Si la des­si­na­trice ne voit pas, dans le cas de son ex, de mau­vaise inten­tion, mais plu­tôt un trait de per­son­na­li­té chez un conjoint nar­cis­sique qui ne vivait que pour faire plai­sir et “sau­ver” les autres, elle note que ce sché­ma est d’autant plus dif­fi­cile à détec­ter qu’il s’inscrit plei­ne­ment dans les inéga­li­tés et la domi­na­tion hommes-​femmes : “C’est le fruit d’une cho­ré­gra­phie hété­ro­sexuelle qu’on apprend aux hommes, analyse-​t-​elle.
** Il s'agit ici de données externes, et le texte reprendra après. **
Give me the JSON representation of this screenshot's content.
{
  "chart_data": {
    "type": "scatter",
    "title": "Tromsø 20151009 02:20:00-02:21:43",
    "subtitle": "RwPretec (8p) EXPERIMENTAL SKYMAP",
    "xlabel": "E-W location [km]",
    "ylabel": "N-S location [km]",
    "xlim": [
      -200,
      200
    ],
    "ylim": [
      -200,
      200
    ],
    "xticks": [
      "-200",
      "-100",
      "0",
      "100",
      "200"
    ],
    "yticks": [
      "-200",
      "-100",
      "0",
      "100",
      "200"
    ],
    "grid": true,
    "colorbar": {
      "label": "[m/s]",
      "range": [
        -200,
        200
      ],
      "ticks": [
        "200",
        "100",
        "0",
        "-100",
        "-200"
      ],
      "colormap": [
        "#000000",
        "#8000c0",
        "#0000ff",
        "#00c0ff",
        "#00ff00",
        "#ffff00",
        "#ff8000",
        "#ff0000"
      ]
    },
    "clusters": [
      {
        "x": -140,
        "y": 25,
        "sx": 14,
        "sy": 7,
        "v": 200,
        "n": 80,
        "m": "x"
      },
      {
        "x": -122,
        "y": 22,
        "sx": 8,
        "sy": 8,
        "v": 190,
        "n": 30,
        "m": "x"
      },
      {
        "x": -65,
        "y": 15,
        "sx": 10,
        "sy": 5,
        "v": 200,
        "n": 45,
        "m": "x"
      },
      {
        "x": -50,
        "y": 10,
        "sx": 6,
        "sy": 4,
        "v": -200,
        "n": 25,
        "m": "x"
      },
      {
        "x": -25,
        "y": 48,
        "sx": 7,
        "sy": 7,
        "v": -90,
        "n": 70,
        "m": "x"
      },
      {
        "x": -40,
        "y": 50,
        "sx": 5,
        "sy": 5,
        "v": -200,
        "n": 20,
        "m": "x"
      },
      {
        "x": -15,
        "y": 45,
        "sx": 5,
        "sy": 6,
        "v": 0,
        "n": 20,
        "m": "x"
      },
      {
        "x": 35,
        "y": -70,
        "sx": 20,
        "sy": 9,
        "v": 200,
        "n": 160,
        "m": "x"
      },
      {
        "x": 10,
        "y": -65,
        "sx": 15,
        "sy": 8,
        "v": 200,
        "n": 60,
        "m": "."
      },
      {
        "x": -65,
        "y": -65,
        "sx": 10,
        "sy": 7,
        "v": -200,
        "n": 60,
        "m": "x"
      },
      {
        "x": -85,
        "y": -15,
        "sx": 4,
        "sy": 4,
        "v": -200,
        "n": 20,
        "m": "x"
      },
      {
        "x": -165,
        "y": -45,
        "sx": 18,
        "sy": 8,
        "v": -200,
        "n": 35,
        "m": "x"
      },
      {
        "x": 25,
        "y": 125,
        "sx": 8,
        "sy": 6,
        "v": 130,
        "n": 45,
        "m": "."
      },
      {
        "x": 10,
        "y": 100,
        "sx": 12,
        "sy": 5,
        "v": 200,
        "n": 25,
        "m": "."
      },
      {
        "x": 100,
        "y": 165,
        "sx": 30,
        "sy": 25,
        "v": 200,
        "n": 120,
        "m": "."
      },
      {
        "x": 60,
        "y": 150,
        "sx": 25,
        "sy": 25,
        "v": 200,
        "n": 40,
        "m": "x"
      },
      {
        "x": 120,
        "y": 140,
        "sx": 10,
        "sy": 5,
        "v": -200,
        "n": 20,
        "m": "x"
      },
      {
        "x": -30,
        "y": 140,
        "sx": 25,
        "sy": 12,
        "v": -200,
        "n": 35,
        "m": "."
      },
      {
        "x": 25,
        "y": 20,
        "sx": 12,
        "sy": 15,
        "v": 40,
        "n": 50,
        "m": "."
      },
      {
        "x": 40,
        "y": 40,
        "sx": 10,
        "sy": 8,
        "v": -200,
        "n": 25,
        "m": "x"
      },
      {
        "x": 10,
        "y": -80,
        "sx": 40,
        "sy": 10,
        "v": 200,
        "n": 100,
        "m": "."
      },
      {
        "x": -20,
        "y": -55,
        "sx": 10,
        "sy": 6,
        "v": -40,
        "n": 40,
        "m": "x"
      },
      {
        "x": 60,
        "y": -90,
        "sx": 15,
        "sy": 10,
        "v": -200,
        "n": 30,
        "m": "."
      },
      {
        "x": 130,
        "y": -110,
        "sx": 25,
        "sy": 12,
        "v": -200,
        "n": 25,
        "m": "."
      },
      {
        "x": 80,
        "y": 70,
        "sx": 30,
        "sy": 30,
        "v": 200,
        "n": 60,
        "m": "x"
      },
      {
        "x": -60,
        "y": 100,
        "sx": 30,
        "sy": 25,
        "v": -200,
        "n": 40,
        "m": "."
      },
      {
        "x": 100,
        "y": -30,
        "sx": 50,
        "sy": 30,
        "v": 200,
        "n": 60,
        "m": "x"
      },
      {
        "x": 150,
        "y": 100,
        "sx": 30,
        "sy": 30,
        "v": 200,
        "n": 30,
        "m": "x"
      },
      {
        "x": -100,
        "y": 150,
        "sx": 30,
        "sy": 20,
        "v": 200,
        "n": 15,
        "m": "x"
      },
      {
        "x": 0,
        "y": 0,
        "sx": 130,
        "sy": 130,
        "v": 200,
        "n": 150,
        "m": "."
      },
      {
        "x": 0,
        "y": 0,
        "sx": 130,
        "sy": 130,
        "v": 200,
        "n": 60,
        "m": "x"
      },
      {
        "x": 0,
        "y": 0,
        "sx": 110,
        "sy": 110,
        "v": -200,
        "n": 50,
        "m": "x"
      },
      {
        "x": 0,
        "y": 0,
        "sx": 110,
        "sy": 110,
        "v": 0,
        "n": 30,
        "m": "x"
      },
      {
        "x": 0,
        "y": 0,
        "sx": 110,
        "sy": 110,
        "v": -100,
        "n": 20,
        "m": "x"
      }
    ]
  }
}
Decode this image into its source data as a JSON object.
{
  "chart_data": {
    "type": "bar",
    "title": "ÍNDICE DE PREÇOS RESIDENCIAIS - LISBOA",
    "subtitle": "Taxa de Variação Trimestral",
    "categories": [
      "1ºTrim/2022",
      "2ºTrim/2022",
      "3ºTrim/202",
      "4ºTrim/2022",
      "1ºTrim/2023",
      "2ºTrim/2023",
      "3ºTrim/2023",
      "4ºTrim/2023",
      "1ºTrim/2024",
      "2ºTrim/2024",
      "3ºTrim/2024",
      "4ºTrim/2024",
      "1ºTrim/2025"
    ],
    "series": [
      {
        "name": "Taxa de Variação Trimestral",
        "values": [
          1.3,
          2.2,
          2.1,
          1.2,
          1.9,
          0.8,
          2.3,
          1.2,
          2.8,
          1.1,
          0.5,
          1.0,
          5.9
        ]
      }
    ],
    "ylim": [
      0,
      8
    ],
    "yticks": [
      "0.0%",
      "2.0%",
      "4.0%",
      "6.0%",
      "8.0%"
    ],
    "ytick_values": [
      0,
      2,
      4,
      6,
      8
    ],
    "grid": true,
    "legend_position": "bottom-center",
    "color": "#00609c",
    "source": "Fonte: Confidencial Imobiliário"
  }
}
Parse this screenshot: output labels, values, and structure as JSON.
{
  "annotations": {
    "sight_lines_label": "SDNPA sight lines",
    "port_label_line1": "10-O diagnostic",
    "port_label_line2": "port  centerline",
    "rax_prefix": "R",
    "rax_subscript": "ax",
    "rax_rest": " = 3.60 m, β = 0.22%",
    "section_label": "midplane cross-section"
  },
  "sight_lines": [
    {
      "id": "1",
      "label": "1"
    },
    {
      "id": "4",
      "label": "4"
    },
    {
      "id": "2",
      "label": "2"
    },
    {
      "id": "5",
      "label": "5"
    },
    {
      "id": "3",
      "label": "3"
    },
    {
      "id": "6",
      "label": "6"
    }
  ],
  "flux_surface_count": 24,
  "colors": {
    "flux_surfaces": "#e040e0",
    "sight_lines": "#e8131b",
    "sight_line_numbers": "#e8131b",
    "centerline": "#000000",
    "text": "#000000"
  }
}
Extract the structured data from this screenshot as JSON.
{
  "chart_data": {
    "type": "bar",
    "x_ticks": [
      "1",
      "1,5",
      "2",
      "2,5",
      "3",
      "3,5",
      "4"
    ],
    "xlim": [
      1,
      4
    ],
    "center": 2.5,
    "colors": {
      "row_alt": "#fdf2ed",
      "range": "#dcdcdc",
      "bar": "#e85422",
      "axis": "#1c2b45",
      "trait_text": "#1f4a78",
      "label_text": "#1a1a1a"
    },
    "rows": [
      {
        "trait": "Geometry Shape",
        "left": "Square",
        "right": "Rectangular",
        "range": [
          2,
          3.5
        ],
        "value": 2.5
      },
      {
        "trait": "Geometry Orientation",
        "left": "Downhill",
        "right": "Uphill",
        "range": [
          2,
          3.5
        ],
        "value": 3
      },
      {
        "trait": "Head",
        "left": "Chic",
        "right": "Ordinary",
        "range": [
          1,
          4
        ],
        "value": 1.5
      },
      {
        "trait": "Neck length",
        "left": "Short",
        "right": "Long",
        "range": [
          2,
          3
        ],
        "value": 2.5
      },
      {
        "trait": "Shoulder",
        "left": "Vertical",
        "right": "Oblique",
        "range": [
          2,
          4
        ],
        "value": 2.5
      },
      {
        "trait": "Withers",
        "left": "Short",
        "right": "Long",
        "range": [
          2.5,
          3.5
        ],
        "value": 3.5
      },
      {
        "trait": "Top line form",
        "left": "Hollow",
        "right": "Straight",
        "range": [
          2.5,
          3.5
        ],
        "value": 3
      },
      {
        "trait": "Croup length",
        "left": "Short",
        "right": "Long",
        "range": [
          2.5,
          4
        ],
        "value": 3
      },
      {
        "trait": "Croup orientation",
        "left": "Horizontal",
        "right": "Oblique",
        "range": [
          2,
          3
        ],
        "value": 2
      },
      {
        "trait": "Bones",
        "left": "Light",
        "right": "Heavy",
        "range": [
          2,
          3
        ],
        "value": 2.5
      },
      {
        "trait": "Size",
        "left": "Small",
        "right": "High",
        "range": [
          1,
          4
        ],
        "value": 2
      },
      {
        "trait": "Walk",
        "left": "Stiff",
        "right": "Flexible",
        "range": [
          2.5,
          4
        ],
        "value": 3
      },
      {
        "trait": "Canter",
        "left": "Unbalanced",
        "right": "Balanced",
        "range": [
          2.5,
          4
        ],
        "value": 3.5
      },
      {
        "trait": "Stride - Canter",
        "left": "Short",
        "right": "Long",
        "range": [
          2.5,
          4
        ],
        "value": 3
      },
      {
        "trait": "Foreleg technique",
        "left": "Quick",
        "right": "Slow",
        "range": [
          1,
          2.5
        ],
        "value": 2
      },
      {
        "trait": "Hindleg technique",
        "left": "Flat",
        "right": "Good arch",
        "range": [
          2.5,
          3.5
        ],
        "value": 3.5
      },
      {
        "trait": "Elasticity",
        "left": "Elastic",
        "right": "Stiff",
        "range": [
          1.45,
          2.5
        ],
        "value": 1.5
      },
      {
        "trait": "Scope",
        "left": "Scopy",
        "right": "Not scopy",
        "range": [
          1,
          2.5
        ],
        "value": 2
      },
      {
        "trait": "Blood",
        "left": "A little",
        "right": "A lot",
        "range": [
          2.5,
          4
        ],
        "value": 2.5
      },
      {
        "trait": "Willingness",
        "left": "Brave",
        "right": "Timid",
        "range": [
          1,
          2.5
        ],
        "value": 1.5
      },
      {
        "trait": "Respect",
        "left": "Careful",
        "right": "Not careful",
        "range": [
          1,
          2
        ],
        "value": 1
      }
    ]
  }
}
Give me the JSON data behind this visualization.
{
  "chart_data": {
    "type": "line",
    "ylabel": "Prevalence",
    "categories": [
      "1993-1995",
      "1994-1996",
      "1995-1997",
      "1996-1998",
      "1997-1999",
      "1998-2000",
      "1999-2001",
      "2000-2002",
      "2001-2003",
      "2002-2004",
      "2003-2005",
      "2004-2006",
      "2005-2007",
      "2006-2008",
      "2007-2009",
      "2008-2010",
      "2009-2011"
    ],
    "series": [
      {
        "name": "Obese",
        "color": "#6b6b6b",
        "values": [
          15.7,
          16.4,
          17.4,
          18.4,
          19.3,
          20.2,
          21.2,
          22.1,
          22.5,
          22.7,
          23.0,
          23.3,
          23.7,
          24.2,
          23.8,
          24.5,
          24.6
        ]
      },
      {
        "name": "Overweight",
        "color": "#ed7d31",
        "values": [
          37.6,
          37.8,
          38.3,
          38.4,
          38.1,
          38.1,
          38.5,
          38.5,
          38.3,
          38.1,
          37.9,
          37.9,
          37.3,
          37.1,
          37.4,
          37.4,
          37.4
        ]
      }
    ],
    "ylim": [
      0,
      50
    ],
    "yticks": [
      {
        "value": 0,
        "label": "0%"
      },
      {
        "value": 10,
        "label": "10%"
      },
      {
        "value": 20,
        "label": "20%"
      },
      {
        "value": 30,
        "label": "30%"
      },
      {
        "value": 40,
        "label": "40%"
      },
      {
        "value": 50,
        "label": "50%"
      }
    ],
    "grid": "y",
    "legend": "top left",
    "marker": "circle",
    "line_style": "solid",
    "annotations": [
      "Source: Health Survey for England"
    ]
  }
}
Qu’une femme ait envie de se marier, c’est cen­sé être nor­mal, mais quand c’est un homme, on se dit for­cé­ment que c’est une pépite, car il se pro­jette et veut s’engager, c’est si rare.” Louise Delavier com­plète : “C’est com­pli­qué dans notre socié­té quand on est des filles, car toute marque d’attention doit être hono­rée et il fau­drait y répondre presque avec recon­nais­sance.” 

Violences conju­gales 

L’expression love bom­bing est employée depuis les années 1990 par des chercheur·euses anglo-saxon·nes au sujet des méthodes addic­tives de cer­taines sectes (comme la secte Moon) et de leurs gou­rous pour cajo­ler, convaincre leurs ouailles et les main­te­nir sous emprise. Une stra­té­gie que se sont appro­priée les coachs en séduc­tion les plus miso­gynes pour faire miroi­ter monts et mer­veilles et appâ­ter leurs proies. Le love bom­bing conscient peut ain­si faire par­tie inté­grante de stra­té­gies de mani­pu­la­tion dans le cadre des vio­lences conju­gales : des agres­sions dans un gant de velours qui se font pas­ser pour des com­pli­ments. Lisa*, 28 ans, en a fait les frais avec des hommes qu’elle iden­ti­fie comme des per­vers nar­cis­siques : “Les per­vers nar­cis­siques te love bomb, tu tombes in love et puis ils se détachent petit à petit et deviennent toxiques.”
Dans le tchat ani­mé par l’association En avant toute(s), le sujet est régu­liè­re­ment abor­dé par des vic­times : “C’est une stra­té­gie de séduc­tion des agres­seurs, détaille Louise Delavier. On le constate dans qua­si­ment toutes les situa­tions de vio­lence, cela fait par­tie du ver­rouillage et du contrôle exer­cé sur les vic­times. D’autant que le défer­le­ment d’amour se fait par­fois à des­ti­na­tion de per­sonnes déjà fra­gi­li­sées pour qui il est d’autant plus sédui­sant de s’y réfu­gier et pour qui la chute n’en est que plus dif­fi­cile.” Anaïs Schenké confirme : “On se sent hyper valo­ri­sée, mais c’est en fait un cli­mat de dépen­dance affec­tive.”

"Je ne crois plus en rien"

Un “bom­bar­de­ment amou­reux” ampli­fié par l’omnipotence des réseaux sociaux et faci­li­té par l’omniprésence des smart­phones : “Quand on n’est pas ensemble, on est ensemble, car on conti­nue de se par­ler par mes­sages”, décrypte Louise Delavier. Les effets de cette pra­tique peuvent être dévas­ta­teurs pour les vic­times, flat­tées, séduites puis aban­don­nées. “C’est très dur de s’en défaire et cela m’a plu­sieurs fois détruite à petit feu”, déplore Lisa. Anaïs Schenké confirme : “Ça m’a flin­guée. Depuis, je n’ai eu aucune rela­tion amou­reuse, je ne crois plus en rien.”
Comment s’en dépê­trer ? “On peut dire : ça me ques­tionne, tu me dis plein de choses trop belles, ça me fait trop plai­sir, mais j’ai besoin d’un peu d’espace’, pro­pose Louise Delavier. “Ou encore, ‘Quand je tra­vaille, tu n’es pas obli­gé de m’écrire quatre tex­tos à la minute’, ça n’a rien de négatif.”

  • * Les pré­noms ont été modifiés.